How to Monitor Kafka Errors and Warnings in ClickHouse

Track errors and warnings using system tables and query logs.

Recent Kafka connector errors and warnings

Query the system for Kafka-related errors:

SELECT
    event_time,
    current_database,
    exception,
    query,
    query_start_time
FROM system.query_log
WHERE current_database = 'your_database'
  AND query LIKE '%your_kafka_table%'
  AND type = 'ExceptionWhileProcessing'
  AND event_time > now() - INTERVAL 24 hour
ORDER BY event_time DESC

Error count by Kafka table

Aggregate error counts by database.

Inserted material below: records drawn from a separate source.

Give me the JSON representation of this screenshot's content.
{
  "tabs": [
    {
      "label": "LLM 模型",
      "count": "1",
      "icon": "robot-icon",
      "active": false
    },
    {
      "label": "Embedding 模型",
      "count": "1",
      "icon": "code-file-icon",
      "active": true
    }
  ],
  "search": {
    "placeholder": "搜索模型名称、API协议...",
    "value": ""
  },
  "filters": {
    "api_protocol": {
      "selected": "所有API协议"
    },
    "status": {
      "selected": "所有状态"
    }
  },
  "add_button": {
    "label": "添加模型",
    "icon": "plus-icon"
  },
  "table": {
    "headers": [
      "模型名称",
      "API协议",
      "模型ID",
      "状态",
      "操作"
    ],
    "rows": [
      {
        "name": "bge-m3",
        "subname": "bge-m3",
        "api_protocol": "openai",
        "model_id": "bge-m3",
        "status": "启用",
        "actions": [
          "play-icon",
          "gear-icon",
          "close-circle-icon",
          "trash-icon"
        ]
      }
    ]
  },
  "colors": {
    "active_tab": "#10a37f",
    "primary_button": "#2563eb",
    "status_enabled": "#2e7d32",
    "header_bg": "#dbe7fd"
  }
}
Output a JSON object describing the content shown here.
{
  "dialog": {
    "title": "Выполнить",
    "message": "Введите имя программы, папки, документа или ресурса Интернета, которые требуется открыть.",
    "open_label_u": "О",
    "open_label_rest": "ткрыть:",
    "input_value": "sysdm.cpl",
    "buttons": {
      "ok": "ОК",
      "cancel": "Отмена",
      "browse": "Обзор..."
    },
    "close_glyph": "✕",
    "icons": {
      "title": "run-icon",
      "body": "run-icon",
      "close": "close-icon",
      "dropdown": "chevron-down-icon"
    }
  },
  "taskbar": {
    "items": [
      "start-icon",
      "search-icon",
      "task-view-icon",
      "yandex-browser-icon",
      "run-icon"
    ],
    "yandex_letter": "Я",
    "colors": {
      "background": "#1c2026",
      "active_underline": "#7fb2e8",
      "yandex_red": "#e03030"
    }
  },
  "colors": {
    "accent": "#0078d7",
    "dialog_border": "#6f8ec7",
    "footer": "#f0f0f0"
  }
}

To filter by specific table, use query text matching:

SELECT
    current_database,
    count() as error_count,
    uniqExact(exception) as unique_errors
FROM system.query_log
WHERE current_database = 'your_database'
  AND query LIKE '%your_kafka_table%'
  AND type = 'ExceptionWhileProcessing'
  AND event_time > now() - INTERVAL 24 hour
GROUP BY current_database
ORDER BY error_count DESC

Group Kafka errors by exception type

Identify recurring error patterns:

SELECT
    exception,
    count() as occurrence_count,
    count(DISTINCT current_database) as affected_databases,
    min(event_time) as first_occurrence,
    max(event_time) as last_occurrence
FROM system.query_log
WHERE current_database = 'your_database'
  AND query LIKE '%kafka%'
  AND type = 'ExceptionWhileProcessing'
  AND event_time > now() - INTERVAL 7 day
GROUP BY exception
ORDER BY occurrence_count DESC

How to Perform Kafka Health Checks in ClickHouse

Assess overall health of your Kafka engine tables.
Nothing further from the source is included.